Kerri-lei card 15/03/2017 21:59
My sister started S&S in January she is over 2 stone down and she had type 2, plus high blood pressure, and a load of other things, anyway last week she went back and her pressure is now excellent her diabetes is now excellent and she is just waiting on test results this week to see if she can come off all her tablets.
Kirsty Crane-Bentley 15/03/2017 19:02
I was diagnosed with type 2 diabetes last year and slim and save helped me get my blood sugar levels down so much it meant I no longer had it. After bloods and a doctors visit yesterday I am a diabetic again! So I am currently on day 1 of SnS again to beat it for a final time.
I too have friends and family that make comments about the way in which I have chosen to lose weight and how I will not maintain my goal weight once achieved. I always responded with "it works for me so I will continue! And maintaining my weight loss is my responsibility so do not worry yourself and can be done if done correctly". My daughter on the other hand, who is 10, is so supportive and even helps me plan and prepare our meals.
Overall I think VLCD diets are a lot easier to follow than trying to diet on your own, all the measurements are already set so little prep is needed. Slim and Save are particularly good as they offer several means of support along with a tool/planner for maintaining.

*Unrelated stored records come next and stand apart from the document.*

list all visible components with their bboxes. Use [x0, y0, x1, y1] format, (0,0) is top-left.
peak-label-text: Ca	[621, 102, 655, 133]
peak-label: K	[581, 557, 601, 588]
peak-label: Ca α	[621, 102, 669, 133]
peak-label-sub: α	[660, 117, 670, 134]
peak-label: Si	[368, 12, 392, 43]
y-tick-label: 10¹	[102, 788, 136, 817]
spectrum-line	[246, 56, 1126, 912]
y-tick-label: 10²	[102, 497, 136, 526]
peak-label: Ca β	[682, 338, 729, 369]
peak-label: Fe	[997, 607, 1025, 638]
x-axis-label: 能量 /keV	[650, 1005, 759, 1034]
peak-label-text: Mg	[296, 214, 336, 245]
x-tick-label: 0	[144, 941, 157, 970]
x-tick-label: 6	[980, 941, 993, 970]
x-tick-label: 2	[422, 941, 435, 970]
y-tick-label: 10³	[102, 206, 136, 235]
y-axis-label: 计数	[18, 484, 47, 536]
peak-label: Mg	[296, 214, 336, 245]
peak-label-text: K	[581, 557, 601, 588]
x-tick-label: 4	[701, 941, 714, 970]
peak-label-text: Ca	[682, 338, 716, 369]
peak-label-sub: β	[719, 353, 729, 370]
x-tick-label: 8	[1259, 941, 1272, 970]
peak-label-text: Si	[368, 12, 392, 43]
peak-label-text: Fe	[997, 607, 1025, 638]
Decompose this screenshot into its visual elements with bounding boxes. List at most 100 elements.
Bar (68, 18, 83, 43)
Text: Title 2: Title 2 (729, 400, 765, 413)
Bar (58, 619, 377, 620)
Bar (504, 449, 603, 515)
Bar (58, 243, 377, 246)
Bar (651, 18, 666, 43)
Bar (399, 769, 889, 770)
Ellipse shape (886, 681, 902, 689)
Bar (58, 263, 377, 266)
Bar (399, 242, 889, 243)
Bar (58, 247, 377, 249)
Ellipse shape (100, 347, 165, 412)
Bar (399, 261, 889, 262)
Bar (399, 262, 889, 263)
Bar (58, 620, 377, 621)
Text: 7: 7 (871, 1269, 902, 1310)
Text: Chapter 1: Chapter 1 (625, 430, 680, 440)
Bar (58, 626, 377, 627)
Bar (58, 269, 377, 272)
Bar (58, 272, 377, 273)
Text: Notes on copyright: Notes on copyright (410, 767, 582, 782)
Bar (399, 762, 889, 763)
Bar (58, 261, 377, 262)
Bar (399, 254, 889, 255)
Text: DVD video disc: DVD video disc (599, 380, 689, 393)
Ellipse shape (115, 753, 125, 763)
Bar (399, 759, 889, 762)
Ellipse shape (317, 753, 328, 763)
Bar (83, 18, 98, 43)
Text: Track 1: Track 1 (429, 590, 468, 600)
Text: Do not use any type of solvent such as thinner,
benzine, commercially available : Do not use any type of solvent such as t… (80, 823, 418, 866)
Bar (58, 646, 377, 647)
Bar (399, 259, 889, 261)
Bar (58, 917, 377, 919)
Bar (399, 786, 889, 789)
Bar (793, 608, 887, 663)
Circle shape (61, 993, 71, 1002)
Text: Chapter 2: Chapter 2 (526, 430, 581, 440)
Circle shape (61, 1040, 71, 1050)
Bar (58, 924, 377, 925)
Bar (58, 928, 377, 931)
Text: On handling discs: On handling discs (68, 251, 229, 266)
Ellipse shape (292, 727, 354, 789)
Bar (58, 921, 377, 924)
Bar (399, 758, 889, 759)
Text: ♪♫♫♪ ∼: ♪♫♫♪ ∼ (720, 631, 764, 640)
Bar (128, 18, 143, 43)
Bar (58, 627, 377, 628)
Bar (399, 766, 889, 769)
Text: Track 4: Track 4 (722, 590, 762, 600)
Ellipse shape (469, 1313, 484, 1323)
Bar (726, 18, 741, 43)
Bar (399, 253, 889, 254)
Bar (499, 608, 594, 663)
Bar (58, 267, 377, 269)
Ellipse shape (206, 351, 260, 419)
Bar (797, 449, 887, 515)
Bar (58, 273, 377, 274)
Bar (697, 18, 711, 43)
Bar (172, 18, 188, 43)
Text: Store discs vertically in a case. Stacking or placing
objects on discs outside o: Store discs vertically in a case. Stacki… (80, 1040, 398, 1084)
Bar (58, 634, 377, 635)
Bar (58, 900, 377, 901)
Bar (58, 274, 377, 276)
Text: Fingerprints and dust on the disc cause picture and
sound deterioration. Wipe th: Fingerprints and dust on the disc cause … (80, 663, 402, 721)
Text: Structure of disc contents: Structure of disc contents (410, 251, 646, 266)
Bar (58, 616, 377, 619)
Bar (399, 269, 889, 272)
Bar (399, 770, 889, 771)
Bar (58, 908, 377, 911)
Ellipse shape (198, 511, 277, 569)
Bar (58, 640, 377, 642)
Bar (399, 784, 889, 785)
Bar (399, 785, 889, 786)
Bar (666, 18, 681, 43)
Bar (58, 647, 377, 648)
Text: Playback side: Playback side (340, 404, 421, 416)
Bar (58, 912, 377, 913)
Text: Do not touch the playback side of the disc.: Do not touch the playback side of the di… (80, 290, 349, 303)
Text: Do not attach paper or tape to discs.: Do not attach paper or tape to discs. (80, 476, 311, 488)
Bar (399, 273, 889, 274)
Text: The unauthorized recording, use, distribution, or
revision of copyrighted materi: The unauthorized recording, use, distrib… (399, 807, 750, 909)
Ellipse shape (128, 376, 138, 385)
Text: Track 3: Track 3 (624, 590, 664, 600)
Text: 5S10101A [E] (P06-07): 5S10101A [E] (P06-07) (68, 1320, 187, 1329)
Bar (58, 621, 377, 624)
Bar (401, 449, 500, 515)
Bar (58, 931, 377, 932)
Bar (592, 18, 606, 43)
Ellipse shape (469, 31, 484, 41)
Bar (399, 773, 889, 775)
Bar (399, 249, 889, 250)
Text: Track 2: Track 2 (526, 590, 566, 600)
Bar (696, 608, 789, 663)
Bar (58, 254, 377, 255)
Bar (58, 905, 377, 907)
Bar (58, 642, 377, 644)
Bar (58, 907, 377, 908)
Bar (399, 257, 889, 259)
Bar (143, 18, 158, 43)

All in all very good all round!
Leanne tetley 15/03/2017 18:43
My son is insulin dependant diabetic & also a personal trainer. He has tried to deter me from doing this diet but I can no longer go to the gym to do the weights and cardio I used to do to keep my weight down due to a bad car accident. I've piled 5 stone on and I don't want to be diabetic as it's a strong gene in our family. So as I'm over 40 now I know I needed to get motivated and I think the lifestyle is great as it doesn't split the family routine up either. I AM going to lose this weight and get healthy & NOT be diabetic x
Vanessa Walker 15/03/2017 17:34
My sister and husband both tried to talk me out of starting 'another fad diet' yet within a few weeks I had started to achieve impressive results. But the best thing about a vcld diet is the way it forces you to look at your previous eating habits. I questioned my relationship with food and am changing the way I look at everything I eat. Food is now for sustenance rather than a treat or punishment. Sns has broken the emotional attachment I had with food.